Perspectiva sociológica de Durkheim, posibles/imposibles, aplicaciones en la sociedad contemporánea.

Durkheim esboza conceptos como consenso, cohesión social, división del trabajo, anomia, entre otros. Detecta en las sociedades modernas una división anómica del trabajo. Las sociedades altamente desarrolladas, se vuelven segmentarias, se caotiza las relaciones en la sociedad; esto representa un riesgo para la sociedad. La anomia significa el debilitamiento de la moral: ausencia de normas, pérdida de valores compartidos. Produce ansiedad e insatisfacción, es decir, desintegración social. Se suplanta el orden, y el poder de la sociedad colectiva; que es el único que puede determinar e institucionalizar normas. Aquí la división del trabajo será la noción que permite dependencias, principalmente desde la solidaridad. De hecho, en la división del trabajo se produce solidaridad, “…la división de trabajo está en ella muy desenvuelta y produce solidaridad” (Durkheim, 1967: 61).

“La solidaridad social es un fenómeno completamente moral…” (Op. Cit.: 61). Encuentra la cuestión moral instaurada en un consenso mutuo que atraviesa la vida humana, Durkheim expresa lo siguiente: “…la moral es el mínimum indispensable, lo estrictamente necesario, el pan cotidiano sin el cual las sociedades no pueden vivir”. (Op. Cit.:51). A decir del autor la moral es el elemento que permite la funcionalidad; posibilita vinculaciones, normas, reglas de conducta, prácticas por costumbre.

Desde la noción de solidaridad social, Durkheim, explica las diferentes relaciones que se establecen en la sociedad, en el ámbito del derecho, la familia, entre otros. La solidaridad mecánica significa un “derecho represivo cuya ruptura constituye el crimen” (Op. Cit.:67); aquellos actos considerados crimen ofenden a la conciencia colectiva. Es decir, el homicidio, las violencias, son normados y castigados por los grupos sociales, aún desde los albores primitivos de los seres humanos. Frente a esto la solidaridad orgánica se presenta por las normativas especializadas en cuanto al derecho. Esto implica que a mayor organización, mejor individualización de las normas; se deja lo mecánico para insertarse de manera orgánica, una funcional-positiva en la sociedad, formando un vínculo social que permita tener una conciencia colectiva, la cohesión por medio de las normas y la institucionalización de la sociedad.

Posibles -e imposibles- aplicaciones en la sociedad y la sociología contemporáneas.

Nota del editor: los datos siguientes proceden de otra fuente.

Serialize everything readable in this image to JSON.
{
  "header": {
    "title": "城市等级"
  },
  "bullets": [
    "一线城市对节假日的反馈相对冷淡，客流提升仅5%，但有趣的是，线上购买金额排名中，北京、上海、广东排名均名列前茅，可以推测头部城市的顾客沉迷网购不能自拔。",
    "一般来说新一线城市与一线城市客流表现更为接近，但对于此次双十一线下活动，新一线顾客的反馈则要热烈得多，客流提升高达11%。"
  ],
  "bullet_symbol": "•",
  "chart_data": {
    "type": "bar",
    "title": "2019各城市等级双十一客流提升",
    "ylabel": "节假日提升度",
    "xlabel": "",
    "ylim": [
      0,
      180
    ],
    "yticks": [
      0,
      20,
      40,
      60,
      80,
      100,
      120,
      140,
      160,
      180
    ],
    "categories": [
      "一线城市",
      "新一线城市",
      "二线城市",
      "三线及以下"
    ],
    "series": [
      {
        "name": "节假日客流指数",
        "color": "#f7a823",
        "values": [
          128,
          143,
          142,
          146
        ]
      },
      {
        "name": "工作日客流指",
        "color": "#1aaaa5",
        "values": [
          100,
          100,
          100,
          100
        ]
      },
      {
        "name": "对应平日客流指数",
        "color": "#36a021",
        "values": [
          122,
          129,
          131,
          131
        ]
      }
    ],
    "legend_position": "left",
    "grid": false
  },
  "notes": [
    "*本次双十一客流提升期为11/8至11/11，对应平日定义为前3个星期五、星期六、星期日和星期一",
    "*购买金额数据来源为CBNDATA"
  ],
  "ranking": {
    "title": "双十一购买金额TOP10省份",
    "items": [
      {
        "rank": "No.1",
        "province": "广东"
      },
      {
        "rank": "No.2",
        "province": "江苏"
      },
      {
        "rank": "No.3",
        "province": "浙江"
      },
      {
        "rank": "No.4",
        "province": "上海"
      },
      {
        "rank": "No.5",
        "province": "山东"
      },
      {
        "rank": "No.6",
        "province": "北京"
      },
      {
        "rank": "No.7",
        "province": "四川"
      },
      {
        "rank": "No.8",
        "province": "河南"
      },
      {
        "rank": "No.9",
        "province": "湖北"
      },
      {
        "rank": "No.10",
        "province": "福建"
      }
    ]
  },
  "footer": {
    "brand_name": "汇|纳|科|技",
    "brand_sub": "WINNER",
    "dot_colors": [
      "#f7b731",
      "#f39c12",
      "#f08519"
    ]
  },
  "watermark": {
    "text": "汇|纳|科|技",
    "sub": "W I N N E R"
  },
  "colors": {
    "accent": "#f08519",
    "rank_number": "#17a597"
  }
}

Es cuestionable la supremacía de la sociedad hacia los individuos, por cuanto el individuo se halla cohesionado por la coerción y la coacción. Los sujetos están en una conciencia socializada que agencian sumisión a las normas sociales. No es posible conocer a los sujetos. Por otro lado, lecturas actuales y aplicables está, el debate entre el Estado, representado por el Gobierno y la sociedad. Se presenta el problema de la seguridad y el aumento de control (por la violencia) frente a la libertad. “Si únicamente la sociedad puede disponer la represión, es que es ella la afectada, aun cuando también lo sean los individuos, y el atentado dirigido contra ella es el que la pena reprime” (Op. Cit.:82). Como también, la sociedad está representada por el gobierno, este puede violentar a la sociedad. También son actuales los debates de la individualidad y sociedad. ¿La pluralización del individuo hace necesaria una vuelta hacia lo colectivo?

Bibliografía

Durkheim, Emilio (1967). “La función de la división del trabajo”, en: De la división del trabajo social, Argentina: Schapire.